Birleşmiş Milletler’in ev sahipliğinde İsviçre’nin Cenevre kentinde düzenlenen gayriresmî Kıbrıs Zirvesi’nden bir sonuç çıkmadı. Birleşmiş Milletler Genel Sekreteri’nin “iki kesimli, iki toplumlu federasyon” modelinin Kıbrıs sorununun çözümü için temel olmaya devam ettiğini vurgulaması ise ortak zeminde buluşulamadığının göstergesi oldu.

Cenevre’de yapılan 5+1 Kıbrıs Zirvesi’nden sonuç çıkmadı.

İki günlük zirvede garantör ülkeler Türkiye ve Yunanistan’ı dışişleri bakanları Hakan Fidan ve Yorgos Yerapetritis temsil etti. Garantör ülkelerden İngiltere ise bir alt seviyeden, Avrupa ve Kuzey Amerika Bakanı Stephan Doughty ile yer aldı.

Kuzey Kıbrıs Türk Cumhuriyeti’nin iki devletli çözüm önerisi ile Rum kesiminin federasyon ısrarı nedeniyle ortak zeminde buluşulamadı.

Cenevre’de düzenlenen gayriresmî beş taraflı Kıbrıs Konferansı, önemli tartışmalar ve kritik kararlarla sona erdi.

Birleşmiş Milletler Genel Sekreteri Antonio Guterres, sürecin devam etmesi gerektiğini vurguladı ve temmuz ayında yeni bir konferans düzenlenmesine karar verildi.

Görüşmelerde taraflar arasında büyük görüş ayrılıkları olmasına rağmen bazı başlıklarda uzlaşı sağlandı. Taraflar, doğrudan kapsamlı bir çözüm müzakeresi yürütmek yerine, toplumsal iş birliğini geliştirecek güven artırıcı adımlara odaklanmayı tercih etti.

Konferansta 7 başlıkta mutabakata varıldı:

  • Adada iki taraf arasında dört geçiş kapısının daha açılması

  • Gençlik Komitesi’nin kurulması

  • İklim Değişikliği Komitesi’nin oluşturulması

  • Mezarlıkların yeniden inşası

  • Ara bölgeye güneş enerjisi panellerinin yerleştirilmesi

  • BM özel temsilcisi atanması

  • Temmuz sonunda yeni bir gayriresmî çok taraflı konferansın toplanması

Bu adımlar, taraflar arasındaki güvensizliği azaltmayı ve ilerleyen süreçte müzakere zeminini güçlendirmeyi amaçlıyor.
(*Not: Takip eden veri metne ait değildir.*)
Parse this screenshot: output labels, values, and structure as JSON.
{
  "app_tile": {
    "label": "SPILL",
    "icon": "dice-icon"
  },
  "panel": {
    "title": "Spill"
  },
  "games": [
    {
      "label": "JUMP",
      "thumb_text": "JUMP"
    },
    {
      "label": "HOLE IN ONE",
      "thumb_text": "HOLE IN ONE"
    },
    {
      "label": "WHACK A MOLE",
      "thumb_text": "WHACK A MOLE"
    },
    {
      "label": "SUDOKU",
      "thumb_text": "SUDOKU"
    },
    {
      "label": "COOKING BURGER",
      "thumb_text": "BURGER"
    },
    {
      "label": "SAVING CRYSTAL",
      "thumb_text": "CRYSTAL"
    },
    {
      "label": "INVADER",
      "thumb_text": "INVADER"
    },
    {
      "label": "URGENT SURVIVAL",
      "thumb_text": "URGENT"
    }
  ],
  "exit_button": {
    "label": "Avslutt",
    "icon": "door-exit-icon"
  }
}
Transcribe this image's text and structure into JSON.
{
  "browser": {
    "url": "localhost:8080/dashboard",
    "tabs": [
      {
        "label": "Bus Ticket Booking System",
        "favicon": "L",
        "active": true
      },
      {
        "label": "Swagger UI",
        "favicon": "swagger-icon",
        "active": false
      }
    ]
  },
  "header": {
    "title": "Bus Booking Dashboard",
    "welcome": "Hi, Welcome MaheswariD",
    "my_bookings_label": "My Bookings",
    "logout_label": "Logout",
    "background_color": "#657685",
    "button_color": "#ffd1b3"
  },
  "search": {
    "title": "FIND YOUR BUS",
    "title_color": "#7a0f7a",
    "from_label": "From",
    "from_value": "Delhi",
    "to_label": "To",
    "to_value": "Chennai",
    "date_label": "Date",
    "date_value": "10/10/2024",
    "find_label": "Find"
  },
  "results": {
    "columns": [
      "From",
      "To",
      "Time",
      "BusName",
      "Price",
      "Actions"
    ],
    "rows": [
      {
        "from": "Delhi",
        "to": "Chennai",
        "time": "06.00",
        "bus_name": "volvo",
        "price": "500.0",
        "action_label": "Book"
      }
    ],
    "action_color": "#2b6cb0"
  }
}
Ancak Türk tarafının iki devletli çözüm dışında hiçbir modeli görüşmeyeceğini açıkça beyan etmesi, BBF (iki toplumlu, iki kesimli federasyon) modeli üzerinde müzakerelerin başlamasının önünde ciddi bir engel olarak duruyor.

Güven artırıcı önlemler kapsamında iş birliği alanlarının genişletilmesi konusunda da ilerleme sağlandı.

Ancak konferansta BM Genel Sekreteri’nin “iki kesimli, iki toplumlu federasyon” modelinin Kıbrıs sorununun çözümü için temel olmaya devam ettiğini vurgulaması, mevcut sorunun kısa vadede çözülmeyeceğinin göstergesi oldu.

KKTC Cumhurbaşkanı Ersin Tatar, konferansta Türk tarafının iki devletli çözümden başka bir model üzerinde görüşmeyeceğini net bir şekilde ifade etti. Tatar, federal çözüm modelinin geçmişte başarısız olduğunu ve artık geçerliliğini yitirdiğini bir kez daha ortaya koydu.

BM’nin yaklaşımı, sorunun kısa vadede kapsamlı bir çözüme ulaşamayacağını gösteriyor.

Bu nedenle taraflar arasında güven ortamı yaratmayı hedefleyen “aşamalı bir model” benimseniyor. Özellikle enerji, su, insan kaçakçılığı ve adlî iş birliği gibi konularda tarafların birlikte çalışmasını teşvik eden BM, bu alanlarda sağlanacak ilerlemenin, daha sonra siyasî çözüme zemin hazırlayacağını öngörüyor.

Peki, taraflar nasıl bir pozisyon üstleniyor?

AB, müzakerelere doğrudan davet edilmese de gözlemci olarak yer alması, Avrupa Birliği’nin süreci yakından takip ettiğini gösterdi. Ancak Türkiye’nin itirazları nedeniyle AB, müzakerelerde resmî bir taraf olarak bulunmuyor.